Publicacao/Comunicacao
Intimação - DESPACHO
EXECUÇÃO FISCAL Nº 5003647-31.2015.8.21.0001/RS
EXEQUENTE: PORTOS RS - AUTORIDADE PORTUARIA DOS PORTOS DO RIO GRANDE DO SUL S.A.
EXECUTADO: VINICIUS BAOKI KRIECK
ADVOGADO(A): ALAN COELHO REIS FERREIRA (OAB RS080359)
DESPACHO/DECISÃO
O devedor sustenta que a quantia de R$ 21.089,32 (evento 3, PROCJUDIC2) é impenhorável por ter natureza alimentar e ser inferior ao patamar de 40 salários mínimos, conforme o art. 833, IV e X, do Código de Processo Civil.
A impenhorabilidade, como exceção à regra da responsabilidade patrimonial do devedor, deve ser interpretada restritivamente. O art. 833, X, do CPC, dispõe sobre a impenhorabilidade da quantia depositada em caderneta de poupança, até o limite de 40 salários mínimos.
O Superior Tribunal de Justiça firmou entendimento no sentido de que essa proteção pode ser estendida a valores mantidos em conta-corrente ou outras aplicações financeiras, desde que o executado comprove, de forma inequívoca, que tal montante constitui reserva de patrimônio para garantir sua subsistência.
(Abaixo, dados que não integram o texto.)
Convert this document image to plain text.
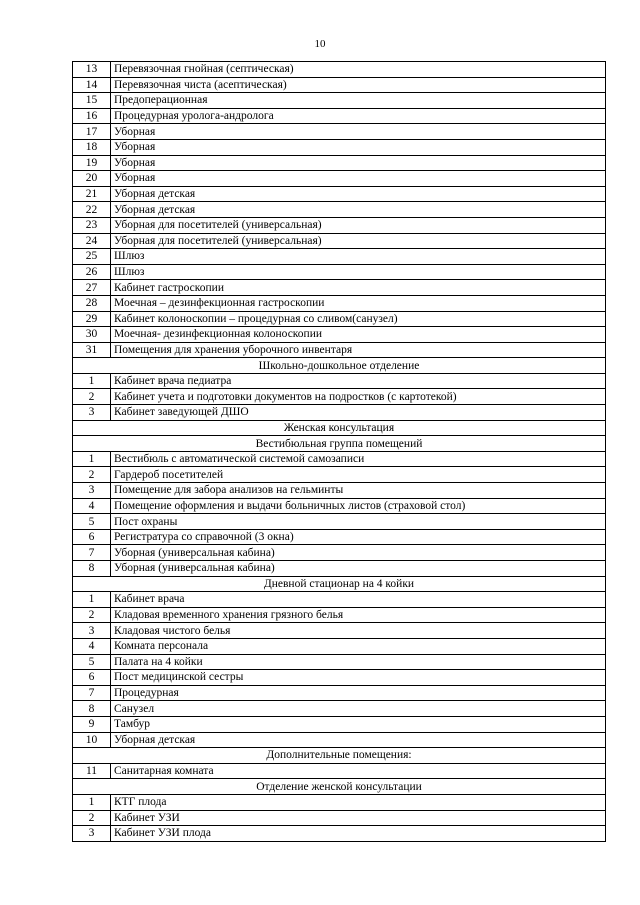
10
13	Перевязочная гнойная (септическая)
14	Перевязочная чиста (асептическая)
15	Предоперационная
16	Процедурная уролога-андролога
17	Уборная
18	Уборная
19	Уборная
20	Уборная
21	Уборная детская
22	Уборная детская
23	Уборная для посетителей (универсальная)
24	Уборная для посетителей (универсальная)
25	Шлюз
26	Шлюз
27	Кабинет гастроскопии
28	Моечная – дезинфекционная гастроскопии
29	Кабинет колоноскопии – процедурная со сливом(санузел)
30	Моечная- дезинфекционная колоноскопии
31	Помещения для хранения уборочного инвентаря
Школьно-дошкольное отделение	
1	Кабинет врача педиатра
2	Кабинет учета и подготовки документов на подростков (с картотекой)
3	Кабинет заведующей ДШО
Женская консультация	
Вестибюльная группа помещений	
1	Вестибюль с автоматической системой самозаписи
2	Гардероб посетителей
3	Помещение для забора анализов на гельминты
4	Помещение оформления и выдачи больничных листов (страховой стол)
5	Пост охраны
6	Регистратура со справочной (3 окна)
7	Уборная (универсальная кабина)
8	Уборная (универсальная кабина)
Дневной стационар на 4 койки	
1	Кабинет врача
2	Кладовая временного хранения грязного белья
3	Кладовая чистого белья
4	Комната персонала
5	Палата на 4 койки
6	Пост медицинской сестры
7	Процедурная
8	Санузел
9	Тамбур
10	Уборная детская
Дополнительные помещения:	
11	Санитарная комната
Отделение женской консультации	
1	КТГ плода
2	Кабинет УЗИ
3	Кабинет УЗИ плода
No caso dos autos, a mera alegação de que o valor bloqueado é inferior a 40 salários mínimos não é suficiente, por si só, para o reconhecimento da impenhorabilidade. Conforme o art. 854, § 3º, do CPC, incumbe ao executado o ônus de comprovar que as quantias tornadas indisponíveis são impenhoráveis.
Analisando os extratos bancários juntados pelo executado (evento 84, EXTR2), observa-se uma intensa movimentação financeira, com créditos e débitos de valores expressivos, incompatível com a alegação de que a conta era utilizada apenas para o sustento ou como reserva para o mínimo existencial.
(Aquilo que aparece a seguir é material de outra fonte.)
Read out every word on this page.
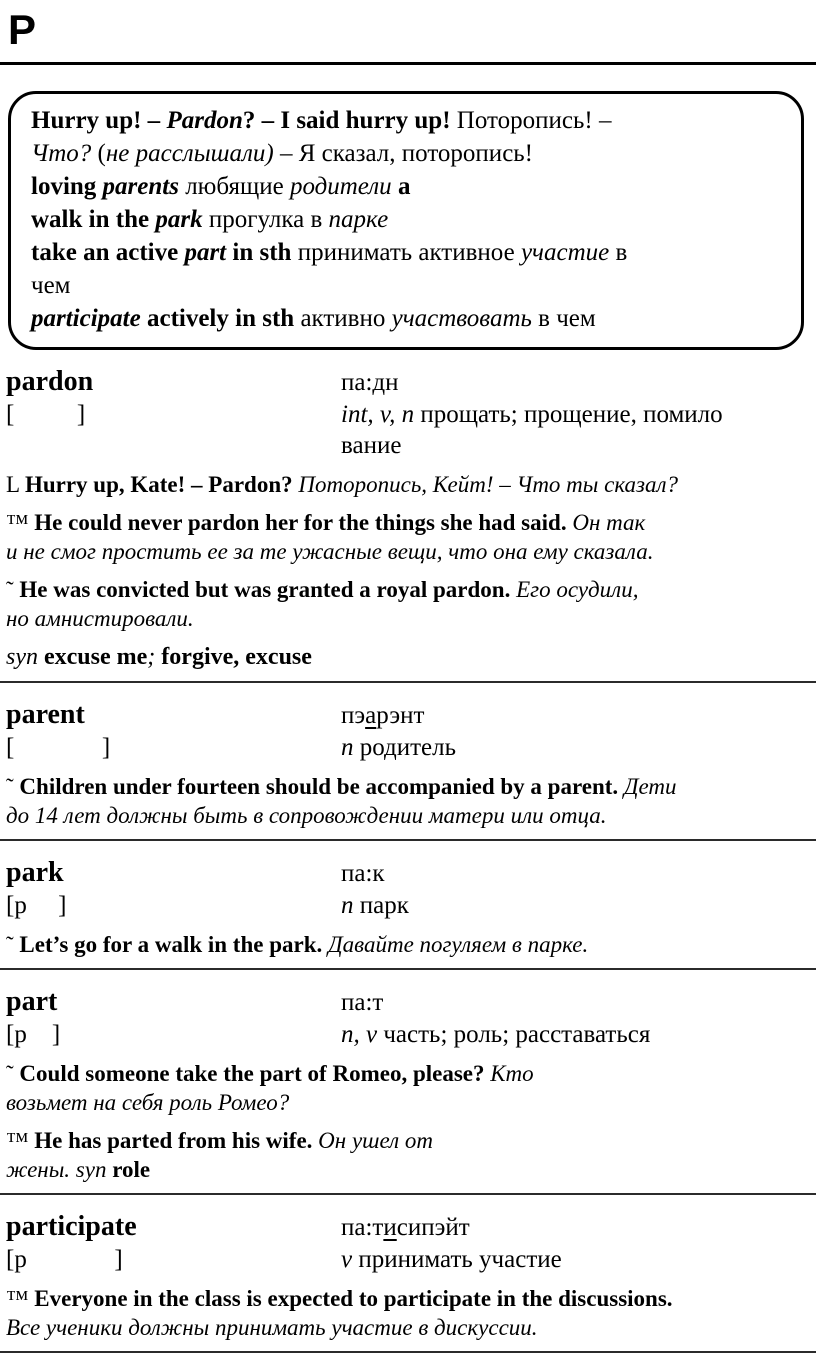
P

Hurry up! – Pardon? – I said hurry up! Поторопись! –

Что? (не расслышали) – Я сказал, поторопись!

loving parents любящие родители a

walk in the park прогулка в парке

take an active part in sth принимать активное участие в

чем

participate actively in sth активно участвовать в чем

pardon	па:дн
[          ]	int, v, n прощать; прощение, помило
вание

L Hurry up, Kate! – Pardon? Поторопись, Кейт! – Что ты сказал?

™ He could never pardon her for the things she had said. Он так
и не смог простить ее за те ужасные вещи, что она ему сказала.

˜ He was convicted but was granted a royal pardon. Его осудили,
но амнистировали.

syn excuse me; forgive, excuse

parent	пэарэнт
[              ]	n родитель

˜ Children under fourteen should be accompanied by a parent. Дети
до 14 лет должны быть в сопровождении матери или отца.

park	па:к
[p     ]	n парк

˜ Let’s go for a walk in the park. Давайте погуляем в парке.

part	па:т
[p    ]	n, v часть; роль; расставаться

˜ Could someone take the part of Romeo, please? Кто
возьмет на себя роль Ромео?

™ He has parted from his wife. Он ушел от
жены. syn role

participate	па:тисипэйт
[p              ]	v принимать участие

™ Everyone in the class is expected to participate in the discussions.
Все ученики должны принимать участие в дискуссии.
A título de exemplo, no mês de agosto de 2020, anterior ao bloqueio, a conta do devedor registrou entradas que totalizaram R$ 104.731,05. No mês do bloqueio, setembro de 2020, o total de créditos foi de R$ 74.406,33.
Esses valores afastam a presunção de que a quantia bloqueada se destinava à proteção do mínimo existencial. O devedor não demonstrou a origem alimentar dos valores, limitando-se a juntar extratos que revelam fluxo financeiro incompatível com a tese de impenhorabilidade.
Ademais, a alegação de que o bloqueio ocasionou o uso de limite de cheque especial não altera a natureza dos valores constritos. A utilização de saldo negativo após a penhora não tem o condão de transformar o montante bloqueado, de origem não comprovada, em verba impenhorável.
Portanto, não tendo o executado se desincumbido do seu ônus probatório, a manutenção da penhora é medida que se impõe.
Diante do exposto, REJEITO a impugnação à penhora.
Consequentemente, converto em penhora o valor de R$ 21.089,32, indisponibilizado no evento 3, PROCJUDIC2.
Intimem-se, inclusive, o executado acerca da abertura do prazo de 30 dias para oposição de embargos à execução.
Decorrido o prazo in albis, expeça-se alvará em favor do exequente.